Importante mesmo é que a confissão projetou um dos temas que deveriam ser vitais nas eleições municipais, em particular, e no combate à exclusão, em geral.
Veja os números: são 15 milhões de crianças em 5.463 municípios matriculadas em 170 mil escolas públicas. Um punhado de funcionários, metidos em algumas salas refrigeradas da Esplanada dos Ministérios, são obrigados legalmente a saber quantas daquelas crianças, do interior do Acre à periferia do Rio, estão cabulando aula, afinal suas famílias, todas pobres, recebem dinheiro para que freqüentem a escola.
A mistura desses números -15 milhões de crianças, 5.463 cidades e 170 mil escolas- é a informação que basta para perceber que o controle federal é simplesmente impossível. Até porque aqueles fiscais de Brasília também deveriam saber se as centenas de mulheres grávidas fazem exames pré-natal ou se as mães levam regularmente os filhos a postos de saúde.
O ministro Ananias expôs o risco de que os programas de renda mínima percam o conteúdo educativo ou de saúde e se convertam em simples ação assistencialista. Assim, o PT não só estaria deixando de inovar em políticas sociais como estaria voltando para trás. Lembre-se de que a bolsa-escola é, em larga medida, invenção do próprio PT, posteriormente apoiada por todos os partidos e pelos mais diferentes governos.
Na quinta-feira, o presidente Lula tentou manter a ilusão e deu ordens para que o governo federal acompanhasse os tais 15 milhões de crianças das 170 mil escolas públicas espalhadas por 5.463 cidades. Não vai dar certo.
Existe uma questão cultural, da qual a própria imprensa é vítima. Estamos acostumados a sobrevalorizar a capacidade de ação de Brasília. Espera-se do presidente a condução de políticas para melhorar a educação, a saúde, o ambiente -e por aí vai.
Basta ver o espaço que Brasília ocupa nos noticiários em comparação com a cobertura sobre soluções desenvolvidas nas comunidades. É um vício adquirido pelo papel dos governos federais desde a nossa descoberta pelos portugueses. Um vício reforçado por Lula, montado na bandeira da redenção social.
Os programas funcionam melhor (ou só funcionam) nas cidades em que existem bons prefeitos e fiscalização comunitária. É ali que se vêem melhores escolas, postos de saúde mais decentes e menos desperdícios na transferência de recursos.

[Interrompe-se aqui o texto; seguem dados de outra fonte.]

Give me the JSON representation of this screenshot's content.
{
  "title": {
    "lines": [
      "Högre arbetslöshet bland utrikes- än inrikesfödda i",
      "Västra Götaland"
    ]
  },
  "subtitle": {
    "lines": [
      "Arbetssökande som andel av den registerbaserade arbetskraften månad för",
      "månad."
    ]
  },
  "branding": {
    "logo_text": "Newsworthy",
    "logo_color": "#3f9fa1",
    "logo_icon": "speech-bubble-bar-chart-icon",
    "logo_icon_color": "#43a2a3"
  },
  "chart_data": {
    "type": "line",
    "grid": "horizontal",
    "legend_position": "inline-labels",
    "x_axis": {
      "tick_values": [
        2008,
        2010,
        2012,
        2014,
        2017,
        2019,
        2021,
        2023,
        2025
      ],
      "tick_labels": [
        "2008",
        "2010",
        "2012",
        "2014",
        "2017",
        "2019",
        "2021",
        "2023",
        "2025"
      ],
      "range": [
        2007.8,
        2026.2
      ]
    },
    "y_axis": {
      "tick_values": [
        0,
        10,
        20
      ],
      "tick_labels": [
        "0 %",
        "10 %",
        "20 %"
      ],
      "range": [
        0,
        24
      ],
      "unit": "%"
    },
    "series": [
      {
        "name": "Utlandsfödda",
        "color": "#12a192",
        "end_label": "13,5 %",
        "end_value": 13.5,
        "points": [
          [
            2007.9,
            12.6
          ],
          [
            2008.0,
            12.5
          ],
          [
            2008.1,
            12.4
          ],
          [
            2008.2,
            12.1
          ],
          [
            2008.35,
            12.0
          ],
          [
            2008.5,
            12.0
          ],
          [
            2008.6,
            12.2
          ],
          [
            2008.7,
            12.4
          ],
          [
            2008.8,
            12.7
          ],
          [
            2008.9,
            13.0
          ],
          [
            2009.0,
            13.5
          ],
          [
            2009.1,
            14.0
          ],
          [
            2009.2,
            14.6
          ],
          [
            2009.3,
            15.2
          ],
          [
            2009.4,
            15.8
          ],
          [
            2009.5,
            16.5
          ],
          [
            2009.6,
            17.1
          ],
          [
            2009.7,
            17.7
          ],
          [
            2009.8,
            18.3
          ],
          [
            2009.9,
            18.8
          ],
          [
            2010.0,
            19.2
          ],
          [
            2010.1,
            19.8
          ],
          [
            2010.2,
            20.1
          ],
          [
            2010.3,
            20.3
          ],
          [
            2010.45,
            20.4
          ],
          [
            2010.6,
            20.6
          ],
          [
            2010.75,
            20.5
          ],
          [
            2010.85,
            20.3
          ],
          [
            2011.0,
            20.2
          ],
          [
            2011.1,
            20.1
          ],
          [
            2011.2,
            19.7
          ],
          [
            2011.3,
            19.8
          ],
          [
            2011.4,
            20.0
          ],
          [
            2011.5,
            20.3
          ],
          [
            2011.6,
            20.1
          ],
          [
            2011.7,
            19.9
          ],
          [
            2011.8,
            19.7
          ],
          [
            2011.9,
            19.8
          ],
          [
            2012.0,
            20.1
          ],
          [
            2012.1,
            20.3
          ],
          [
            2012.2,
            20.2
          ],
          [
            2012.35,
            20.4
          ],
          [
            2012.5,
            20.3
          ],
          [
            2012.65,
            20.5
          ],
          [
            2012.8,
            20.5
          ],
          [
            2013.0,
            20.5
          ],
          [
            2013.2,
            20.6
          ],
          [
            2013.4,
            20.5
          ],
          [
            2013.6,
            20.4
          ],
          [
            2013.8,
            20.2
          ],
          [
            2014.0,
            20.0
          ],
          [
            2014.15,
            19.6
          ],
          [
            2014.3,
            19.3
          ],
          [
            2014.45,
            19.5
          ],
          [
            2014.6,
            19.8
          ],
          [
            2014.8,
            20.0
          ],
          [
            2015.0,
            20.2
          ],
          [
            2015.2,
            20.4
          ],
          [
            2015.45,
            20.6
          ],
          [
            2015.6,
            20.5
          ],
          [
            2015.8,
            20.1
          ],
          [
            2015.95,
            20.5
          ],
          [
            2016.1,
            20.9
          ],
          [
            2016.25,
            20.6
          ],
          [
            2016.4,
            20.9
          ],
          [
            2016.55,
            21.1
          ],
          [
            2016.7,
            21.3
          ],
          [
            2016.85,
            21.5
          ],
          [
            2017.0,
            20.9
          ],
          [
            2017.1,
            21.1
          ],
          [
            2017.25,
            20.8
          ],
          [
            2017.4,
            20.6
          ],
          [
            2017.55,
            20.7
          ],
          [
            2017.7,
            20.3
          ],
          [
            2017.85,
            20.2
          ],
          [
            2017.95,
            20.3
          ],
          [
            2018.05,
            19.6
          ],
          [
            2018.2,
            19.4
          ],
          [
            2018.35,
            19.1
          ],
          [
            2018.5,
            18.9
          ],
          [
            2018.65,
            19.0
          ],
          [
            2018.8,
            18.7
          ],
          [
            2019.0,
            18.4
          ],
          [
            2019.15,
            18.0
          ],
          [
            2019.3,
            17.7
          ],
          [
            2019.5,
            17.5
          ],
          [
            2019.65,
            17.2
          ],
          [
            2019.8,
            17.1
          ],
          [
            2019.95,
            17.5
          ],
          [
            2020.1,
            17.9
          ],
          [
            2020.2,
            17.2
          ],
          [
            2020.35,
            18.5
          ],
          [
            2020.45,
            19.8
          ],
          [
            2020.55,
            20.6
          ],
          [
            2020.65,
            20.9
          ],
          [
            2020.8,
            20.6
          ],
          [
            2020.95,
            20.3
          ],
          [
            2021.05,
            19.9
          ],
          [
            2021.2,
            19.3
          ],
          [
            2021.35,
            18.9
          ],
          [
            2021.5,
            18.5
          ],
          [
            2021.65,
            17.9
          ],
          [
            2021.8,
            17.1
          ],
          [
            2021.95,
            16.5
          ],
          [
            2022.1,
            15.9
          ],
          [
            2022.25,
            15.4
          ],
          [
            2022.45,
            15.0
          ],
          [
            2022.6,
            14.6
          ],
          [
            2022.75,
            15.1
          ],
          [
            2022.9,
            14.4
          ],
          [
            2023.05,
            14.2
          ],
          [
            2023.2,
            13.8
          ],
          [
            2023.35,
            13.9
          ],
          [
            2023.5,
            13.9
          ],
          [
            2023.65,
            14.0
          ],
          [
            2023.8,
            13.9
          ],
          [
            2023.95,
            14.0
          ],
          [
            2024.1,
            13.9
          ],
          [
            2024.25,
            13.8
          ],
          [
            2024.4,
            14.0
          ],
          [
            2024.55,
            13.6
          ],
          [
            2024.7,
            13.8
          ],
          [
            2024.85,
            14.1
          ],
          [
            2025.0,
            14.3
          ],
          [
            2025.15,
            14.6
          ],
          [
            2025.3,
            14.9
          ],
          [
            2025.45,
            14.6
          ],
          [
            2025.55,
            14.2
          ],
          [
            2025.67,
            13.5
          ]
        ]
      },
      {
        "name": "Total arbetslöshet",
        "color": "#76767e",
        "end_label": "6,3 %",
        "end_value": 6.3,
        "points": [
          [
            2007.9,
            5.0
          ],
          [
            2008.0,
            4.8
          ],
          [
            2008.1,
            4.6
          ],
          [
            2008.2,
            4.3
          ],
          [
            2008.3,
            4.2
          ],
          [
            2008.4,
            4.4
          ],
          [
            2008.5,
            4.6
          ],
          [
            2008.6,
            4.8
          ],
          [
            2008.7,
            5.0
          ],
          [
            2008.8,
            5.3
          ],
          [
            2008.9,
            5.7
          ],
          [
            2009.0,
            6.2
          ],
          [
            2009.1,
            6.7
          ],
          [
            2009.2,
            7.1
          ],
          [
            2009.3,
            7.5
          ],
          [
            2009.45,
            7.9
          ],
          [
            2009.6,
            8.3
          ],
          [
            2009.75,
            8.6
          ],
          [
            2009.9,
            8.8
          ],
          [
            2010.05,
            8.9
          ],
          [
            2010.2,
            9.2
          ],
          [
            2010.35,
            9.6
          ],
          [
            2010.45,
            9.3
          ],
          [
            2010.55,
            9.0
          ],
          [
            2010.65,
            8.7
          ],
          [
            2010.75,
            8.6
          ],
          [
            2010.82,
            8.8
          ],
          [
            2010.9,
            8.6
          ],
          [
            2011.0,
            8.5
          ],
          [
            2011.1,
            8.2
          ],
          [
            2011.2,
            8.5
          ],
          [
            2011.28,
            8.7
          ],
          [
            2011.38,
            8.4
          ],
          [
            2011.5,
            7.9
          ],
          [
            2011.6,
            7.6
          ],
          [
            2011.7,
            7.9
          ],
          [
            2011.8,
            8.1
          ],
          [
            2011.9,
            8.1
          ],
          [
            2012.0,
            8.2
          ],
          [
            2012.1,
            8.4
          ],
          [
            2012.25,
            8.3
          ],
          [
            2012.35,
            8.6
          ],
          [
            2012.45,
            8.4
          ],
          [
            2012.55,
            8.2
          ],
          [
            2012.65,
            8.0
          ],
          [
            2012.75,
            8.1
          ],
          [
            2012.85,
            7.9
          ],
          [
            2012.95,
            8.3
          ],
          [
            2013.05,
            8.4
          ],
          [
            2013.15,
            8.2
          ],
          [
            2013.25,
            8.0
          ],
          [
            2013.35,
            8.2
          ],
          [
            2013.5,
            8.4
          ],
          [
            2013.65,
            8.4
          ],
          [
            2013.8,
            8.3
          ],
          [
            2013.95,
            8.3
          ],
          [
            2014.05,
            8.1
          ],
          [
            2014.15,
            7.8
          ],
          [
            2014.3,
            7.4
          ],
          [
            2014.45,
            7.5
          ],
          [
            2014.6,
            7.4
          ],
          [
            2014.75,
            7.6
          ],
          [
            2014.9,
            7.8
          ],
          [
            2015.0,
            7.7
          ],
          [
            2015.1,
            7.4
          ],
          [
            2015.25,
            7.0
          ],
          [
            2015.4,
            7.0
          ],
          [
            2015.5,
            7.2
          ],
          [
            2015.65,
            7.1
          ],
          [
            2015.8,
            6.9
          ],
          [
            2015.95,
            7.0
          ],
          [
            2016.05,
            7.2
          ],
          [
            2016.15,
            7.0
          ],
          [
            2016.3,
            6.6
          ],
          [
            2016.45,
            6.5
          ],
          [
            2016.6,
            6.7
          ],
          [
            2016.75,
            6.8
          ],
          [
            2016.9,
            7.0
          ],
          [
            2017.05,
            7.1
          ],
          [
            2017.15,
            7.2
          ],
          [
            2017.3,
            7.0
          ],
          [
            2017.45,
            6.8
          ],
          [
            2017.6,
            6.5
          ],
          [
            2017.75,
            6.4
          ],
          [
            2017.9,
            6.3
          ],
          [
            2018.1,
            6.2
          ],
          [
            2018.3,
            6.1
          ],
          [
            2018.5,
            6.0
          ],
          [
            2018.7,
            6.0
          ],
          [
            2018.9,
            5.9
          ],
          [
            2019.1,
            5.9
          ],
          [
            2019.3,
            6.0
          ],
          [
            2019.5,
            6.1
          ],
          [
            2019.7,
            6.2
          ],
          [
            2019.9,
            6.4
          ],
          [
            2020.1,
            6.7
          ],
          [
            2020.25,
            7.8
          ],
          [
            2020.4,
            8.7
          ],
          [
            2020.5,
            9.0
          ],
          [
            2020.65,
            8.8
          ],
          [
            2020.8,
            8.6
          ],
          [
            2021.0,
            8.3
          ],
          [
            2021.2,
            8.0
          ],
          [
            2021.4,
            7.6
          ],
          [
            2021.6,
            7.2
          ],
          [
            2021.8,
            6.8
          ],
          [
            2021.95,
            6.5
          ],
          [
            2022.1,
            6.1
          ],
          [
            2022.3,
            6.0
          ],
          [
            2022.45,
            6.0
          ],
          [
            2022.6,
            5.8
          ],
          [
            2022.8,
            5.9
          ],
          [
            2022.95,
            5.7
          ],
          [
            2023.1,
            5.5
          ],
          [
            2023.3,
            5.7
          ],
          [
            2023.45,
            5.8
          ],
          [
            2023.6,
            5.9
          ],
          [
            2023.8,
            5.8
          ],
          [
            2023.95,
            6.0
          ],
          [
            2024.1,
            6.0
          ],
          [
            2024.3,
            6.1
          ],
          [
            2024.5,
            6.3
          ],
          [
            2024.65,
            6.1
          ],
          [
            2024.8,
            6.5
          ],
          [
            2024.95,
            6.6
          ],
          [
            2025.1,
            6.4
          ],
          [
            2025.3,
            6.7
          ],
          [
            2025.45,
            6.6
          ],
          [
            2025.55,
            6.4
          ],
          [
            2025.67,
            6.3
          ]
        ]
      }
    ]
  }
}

Conhecem-se casos e mais casos de municípios pobres, no interior do Nordeste, em que nenhuma criança está fora da escola. E mais: a mortalidade infantil cai sem parar.
Modelos de sucesso indicam a seguinte receita: o governo federal é mais eficaz quando articula ou induz. O papel central, decisivo, é dos prefeitos, que, fiscalizados e orientados pelos mais diferentes conselhos da sociedade civil, coordenam o dinheiro que vem da União e do Estado.
Dependemos mais daqueles que estamos elegendo neste ano do que dos que vamos eleger para presidente e governador em 2006. Ou seja, cada cidade é como se fosse um país, cada prefeito, um presidente -numa valorização do local no mundo globalizado.
Na prática, em vez de ficar teimando em manter o controle do Bolsa-Família em Brasília, por exemplo, o governo já deveria ter apressado a transferência de controle para os municípios e passado a fiscalizar por amostragem.
Será que alguém imagina que um punhado de burocratas em Brasília possam ser mais eficientes do que 5.463 "presidentes"?
PS - Na semana passada, a sucessão presidencial foi, pela primeira vez, um debate aberto, trazido por Marta Suplicy. Reação compreensível por causa da pesquisa Datafolha publicada hoje, em que ela aparece, no segundo turno, ainda distante de Serra. As direções do PSDB e do PT vêem a eleição da cidade de São Paulo como um trampolim para Brasília. Na linha "minha cidade, meu país", o eleitor, porém, age com mais pragmatismo e visão de futuro: está mais preocupado em conhecer as melhores propostas para a cidade. Repito: ainda está faltando um candidato para quem a Prefeitura de São Paulo seja, para valer, fim, e não meio.